2. I'd argue that there is far more gameplay variety in how you can build your character in SWTOR. If we broke down each tree/class down into a singular gameplay style, we're left with 24 unique gameplay experiences, which multiply into 48 cosmetically different classes (mirrored on each faction). I'm levelling as a medicine-specced Operative, healing Vector--my melee DPS companion. I've got an entire talent tree to customize my character with, and 24 skills in active button pushing use--not including the 10-15 cooldowns/less frequently used skills that I put on my sidebar. Compared to KOTOR's handful of skills, SWTOR's complexity and variety is astronomically more fleshed out.

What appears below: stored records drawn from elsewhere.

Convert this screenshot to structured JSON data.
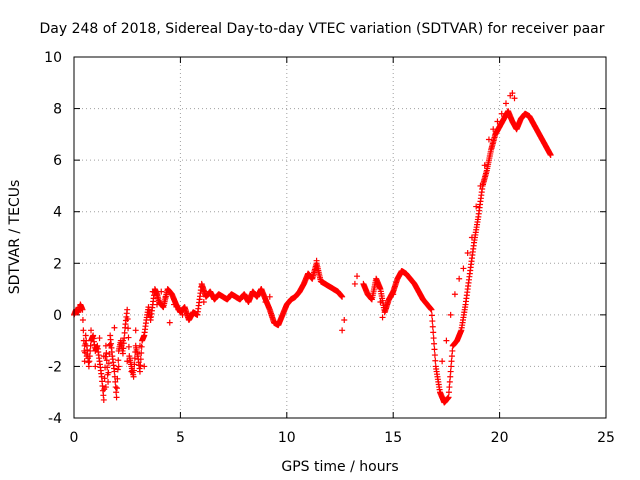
{
  "chart_data": {
    "type": "scatter",
    "title": "Day 248 of 2018, Sidereal Day-to-day VTEC variation (SDTVAR) for receiver paar",
    "xlabel": "GPS time / hours",
    "ylabel": "SDTVAR / TECUs",
    "xlim": [
      0,
      25
    ],
    "ylim": [
      -4,
      10
    ],
    "xticks": [
      "0",
      "5",
      "10",
      "15",
      "20",
      "25"
    ],
    "yticks": [
      "-4",
      "-2",
      "0",
      "2",
      "4",
      "6",
      "8",
      "10"
    ],
    "grid": true,
    "marker": "+",
    "color": "#ff0000",
    "series": [
      {
        "name": "SDTVAR",
        "x": [
          0.0,
          0.1,
          0.2,
          0.3,
          0.4,
          0.5,
          0.55,
          0.6,
          0.7,
          0.8,
          0.9,
          1.0,
          1.1,
          1.2,
          1.3,
          1.4,
          1.5,
          1.6,
          1.7,
          1.8,
          1.9,
          2.0,
          2.1,
          2.2,
          2.3,
          2.4,
          2.5,
          2.6,
          2.7,
          2.8,
          2.9,
          3.0,
          3.1,
          3.2,
          3.3,
          3.4,
          3.5,
          3.6,
          3.7,
          3.8,
          3.9,
          4.0,
          4.2,
          4.4,
          4.6,
          4.8,
          5.0,
          5.2,
          5.4,
          5.6,
          5.8,
          6.0,
          6.2,
          6.4,
          6.6,
          6.8,
          7.0,
          7.2,
          7.4,
          7.6,
          7.8,
          8.0,
          8.2,
          8.4,
          8.6,
          8.8,
          9.0,
          9.2,
          9.4,
          9.6,
          9.8,
          10.0,
          10.2,
          10.4,
          10.6,
          10.8,
          11.0,
          11.2,
          11.4,
          11.6,
          11.8,
          12.0,
          12.2,
          12.4,
          12.6,
          13.6,
          13.8,
          14.0,
          14.2,
          14.4,
          14.6,
          14.8,
          15.0,
          15.2,
          15.4,
          15.6,
          15.8,
          16.0,
          16.2,
          16.4,
          16.6,
          16.8,
          17.0,
          17.2,
          17.4,
          17.6,
          17.8,
          18.0,
          18.2,
          18.4,
          18.6,
          18.8,
          19.0,
          19.2,
          19.4,
          19.6,
          19.8,
          20.0,
          20.2,
          20.4,
          20.6,
          20.8,
          21.0,
          21.2,
          21.4,
          21.6,
          21.8,
          22.0,
          22.2,
          22.4
        ],
        "y": [
          0.0,
          0.2,
          0.1,
          0.4,
          0.2,
          -1.8,
          -0.8,
          -1.2,
          -2.0,
          -1.0,
          -0.8,
          -1.4,
          -1.2,
          -1.8,
          -2.4,
          -3.3,
          -1.2,
          -2.6,
          -0.8,
          -1.6,
          -2.2,
          -3.2,
          -1.4,
          -1.0,
          -1.5,
          -0.5,
          0.2,
          -1.6,
          -2.0,
          -2.4,
          -1.2,
          -1.6,
          -2.2,
          -1.0,
          -0.8,
          -0.2,
          0.3,
          -0.2,
          0.4,
          1.0,
          0.8,
          0.5,
          0.3,
          1.0,
          0.8,
          0.4,
          0.1,
          0.3,
          -0.2,
          0.1,
          0.0,
          1.2,
          0.7,
          0.9,
          0.6,
          0.8,
          0.7,
          0.6,
          0.8,
          0.7,
          0.6,
          0.8,
          0.5,
          0.9,
          0.7,
          1.0,
          0.6,
          0.2,
          -0.3,
          -0.4,
          0.0,
          0.4,
          0.6,
          0.7,
          0.9,
          1.2,
          1.6,
          1.4,
          2.0,
          1.3,
          1.2,
          1.1,
          1.0,
          0.9,
          0.7,
          1.2,
          0.8,
          0.6,
          1.4,
          1.0,
          0.1,
          0.6,
          0.9,
          1.4,
          1.7,
          1.6,
          1.4,
          1.2,
          0.9,
          0.6,
          0.4,
          0.2,
          -2.0,
          -3.0,
          -3.4,
          -3.2,
          -1.2,
          -1.0,
          -0.6,
          0.4,
          1.6,
          2.8,
          3.8,
          5.0,
          5.6,
          6.4,
          7.0,
          7.3,
          7.6,
          7.9,
          7.5,
          7.2,
          7.6,
          7.8,
          7.7,
          7.4,
          7.1,
          6.8,
          6.5,
          6.2
        ],
        "extra_x": [
          0.5,
          0.6,
          0.8,
          1.0,
          1.2,
          1.4,
          1.5,
          1.7,
          1.9,
          2.1,
          2.3,
          2.5,
          2.7,
          2.9,
          3.1,
          3.3,
          3.5,
          3.7,
          3.9,
          4.1,
          4.3,
          4.5,
          4.7,
          4.9,
          5.1,
          6.0,
          6.1,
          8.8,
          9.0,
          9.2,
          11.4,
          12.6,
          12.7,
          13.2,
          13.3,
          14.4,
          14.5,
          15.0,
          17.3,
          17.5,
          17.7,
          17.9,
          18.1,
          18.3,
          18.5,
          18.7,
          18.9,
          19.1,
          19.3,
          19.5,
          19.7,
          19.9,
          20.1,
          20.3,
          20.5,
          20.6,
          20.7
        ],
        "extra_y": [
          -1.2,
          -1.6,
          -0.6,
          -2.0,
          -0.9,
          -1.6,
          -2.8,
          -1.2,
          -0.5,
          -2.0,
          -1.0,
          -1.8,
          -2.2,
          -0.6,
          -1.2,
          -2.0,
          0.0,
          0.9,
          0.4,
          0.9,
          0.7,
          -0.3,
          0.4,
          0.2,
          0.0,
          1.1,
          0.5,
          1.0,
          0.5,
          0.7,
          2.1,
          -0.6,
          -0.2,
          1.2,
          1.5,
          0.5,
          -0.1,
          0.8,
          -1.8,
          -1.0,
          0.0,
          0.8,
          1.4,
          1.8,
          2.4,
          3.0,
          4.2,
          5.0,
          5.8,
          6.8,
          7.2,
          7.5,
          7.8,
          8.2,
          8.5,
          8.6,
          8.4
        ]
      }
    ]
  }
}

3. Except, SWTOR does have an ending. Each class has three separate chapters that come to a close, separated by large jumps in the theoretical timeline. There is a point at which your class's story ends. Judging by some datamined information, it looks as though Bioware will release a chapter of class content per expansion pack--which is no small amount of story. But each of those stories is so significantly separate from the prior one that you could sell SWTOR: Imperial Agent / Agent 2 / Agent 3: More Agenting as three separate boxed releases, and I'd probably pay $20-30 for them.
I guess what I'm getting at is that you must really hate DLC and sequels. Because Bioware has clearly never released DLC or a sequel before--wait, nevermind. That's exactly what their development pipeline calls for. And most of the time, it melds in so fantastically with the experience that it's hard for me not to recommend the entire catalogue of Shepard's DLC side adventures--let alone his sequels.